To illustrate these challenges, we describe several hybrid approaches for high-dimensional brain image registration, data integration, and pathology detection. In these approaches, computer vision algorithms and statistical pattern recognition measures are integrated with anatomically-driven elastic transformations which encode complex shape differences between systems of anatomic surfaces. These algorithms help to integrate brain data from many subjects, and detect structural anomalies and abnormal asymmetries in Alzheimer's Disease, as well as gyral and sulcal anomalies in schizophrenia and neurodevelopmental disorders.

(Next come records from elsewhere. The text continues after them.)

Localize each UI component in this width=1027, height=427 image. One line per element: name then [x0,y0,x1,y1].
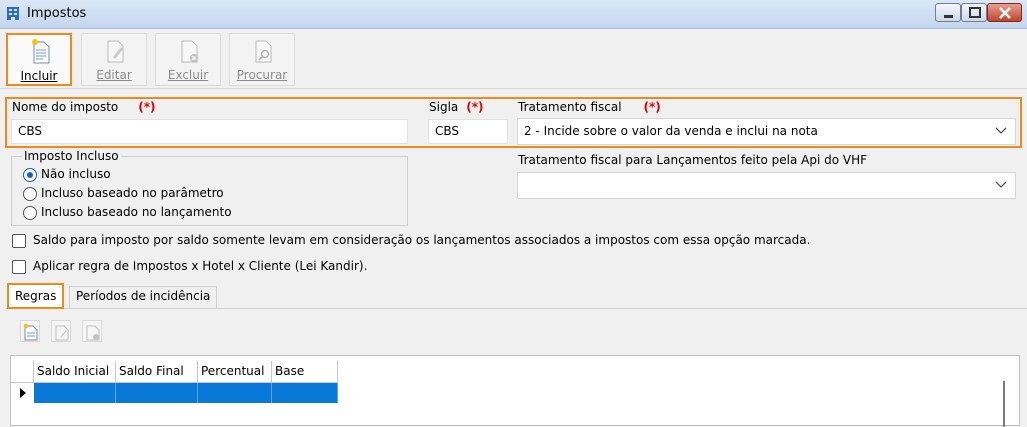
grid-cell[interactable] [116,383,198,403]
new-document-icon [23,323,38,341]
edit-document-icon [55,325,69,341]
incluir-label: Incluir [20,69,58,83]
rules-grid[interactable]: Saldo Inicial Saldo Final Percentual Bas… [10,355,1020,427]
checkbox[interactable] [12,260,26,274]
maximize-button[interactable] [961,3,987,22]
grid-edit-button[interactable] [51,320,71,342]
tratamento-label: Tratamento fiscal (*) [518,100,661,114]
chevron-down-icon [995,181,1007,188]
tab-regras[interactable]: Regras [7,283,65,309]
radio-button[interactable] [23,168,37,182]
column-header[interactable]: Saldo Inicial [34,361,116,383]
toolbar: Incluir Editar Excluir Procurar [0,29,1027,89]
grid-cell[interactable] [272,383,338,403]
column-header[interactable]: Base [272,361,338,383]
title-bar: Impostos [0,0,1027,29]
tratamento-api-label: Tratamento fiscal para Lançamentos feito… [518,153,868,167]
new-document-icon [32,39,50,64]
excluir-button[interactable]: Excluir [155,33,221,86]
editar-button[interactable]: Editar [81,33,147,86]
maximize-icon [969,7,981,18]
close-icon [999,7,1011,19]
grid-delete-button[interactable] [82,320,102,342]
edit-document-icon [107,40,124,63]
column-header[interactable]: Saldo Final [116,361,198,383]
sigla-input[interactable]: CBS [428,119,508,144]
minimize-icon [944,15,953,18]
grid-add-button[interactable] [20,320,40,342]
nome-label: Nome do imposto (*) [12,100,156,114]
incluir-button[interactable]: Incluir [6,33,72,86]
nome-input[interactable]: CBS [11,119,408,144]
tratamento-api-select[interactable] [517,172,1016,199]
tab-periodos[interactable]: Períodos de incidência [69,286,218,308]
vertical-scrollbar[interactable] [1003,381,1005,427]
building-icon [6,6,20,21]
grid-cell[interactable] [198,383,272,403]
column-header[interactable]: Percentual [198,361,272,383]
row-indicator-icon [11,383,33,403]
grid-cell[interactable] [34,383,116,403]
checkbox[interactable] [12,234,26,248]
delete-document-icon [181,40,198,63]
search-document-icon [255,40,272,63]
excluir-label: Excluir [167,68,209,82]
radio-button[interactable] [23,187,37,201]
close-button[interactable] [987,3,1022,22]
editar-label: Editar [96,68,132,82]
procurar-label: Procurar [236,68,288,82]
delete-document-icon [86,325,100,341]
minimize-button[interactable] [935,3,961,22]
tratamento-select[interactable]: 2 - Incide sobre o valor da venda e incl… [517,118,1016,145]
imposto-incluso-title: Imposto Incluso [22,149,121,163]
chevron-down-icon [995,127,1007,134]
procurar-button[interactable]: Procurar [229,33,295,86]
radio-button[interactable] [23,206,37,220]
tratamento-value: 2 - Incide sobre o valor da venda e incl… [524,124,818,138]
window-title: Impostos [27,6,87,21]
sigla-label: Sigla (*) [429,100,484,114]
grid-corner [11,361,34,383]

Exciting developments are occurring in pathology detection algorithms which encode patterns of brain variation using random vector fields (Thompson and Toga, 1998; Cao and Worsley, 1998; Thirion et al., 1998), shape-theoretic approaches (Bookstein et al., 1997), and pattern-theoretic approaches (Grenander and Miller, 1998).
Two new brain mapping algorithms are introduced: (1) a tensor-based approach for mapping dynamic (4D) growth patterns in the developing human brain, and (2) an approach termed covariant deformable templates (Thompson and Toga, 1998), which has a variety of applications in brain image registration, automated structure extraction, and in developing probabilistic models of the human cortex. Quantitative comparison of cortical models can be based on the mapping which drives one cortex onto another (Van Essen et al., 1997; Worsley et al., 1997; Thompson et al., 1997); elastic matching of cortical regions also factors out a substantial component of confounding variance in functional imaging studies (Collins et al., 1996; Grenander and Miller, 1998). In a covariant template approach, we first establish a cortical parameterization, in each subject in an image database, as the solution of a time-dependent partial differential equation (PDE) with a spherical computational mesh (MacDonald et al., 1993; cf. Davatzikos, 1996; Sereno et al., 1996). This procedure sets up an invertible parameterization of each surface in deformable spherical coordinates, and defines a Riemannian manifold (Bookstein, 1995). This Riemannian manifold is then not flattened (as in Drury et al., 1996; Van Essen et al., 1997), but serves as a computational mesh on which a second covariant PDE is defined which matches sulcal networks from subject to subject, encoding variations in gyral topography from one subject to another. Dependencies between the metric tensors of the underlying surface parameterizations and the matching field itself are eliminated through the use of generalized coordinates and Christoffel symbols (Thompson and Toga, 1998). This mathematical strategy was introduced by Einstein (1914) to allow the solution of physical field equations defined by elliptic operators on manifolds with intrinsic curvature. Similarly, the problem of deforming one cortex onto another involves solving a similar system of elliptic partial differential equations (Drury et al., 1996; Davatzikos, 1996; Thompson and Toga, 1998), defined on an intrinsically curved computational mesh (in the shape of the cortex). Using this approach, patterns of abnormal structure, 3D anatomic variation and asymmetry are mapped out in patient groups with Alzheimer's disease and schizophrenia.
Covariant deformable templates also show promise for automated structure extraction, in that they invoke an auxiliary tensor field which can be used to bias the surface dynamics of the deforming model in favor of certain expected target geometries. This behavior offers advantages in extracting models of anatomic surfaces with extremely complex geometry, such as the ventricles and caudate. Such algorithms for rapid anatomical model extraction and matching are a vital part of the efforts which focus on the structural and functional mapping of the human brain. Finally, progress in mapping dynamic (4D) patterns of brain growth in serial pediatric MR scans will be discussed, with a focus on integrating dynamic maps of growth into population-based atlases of the human brain.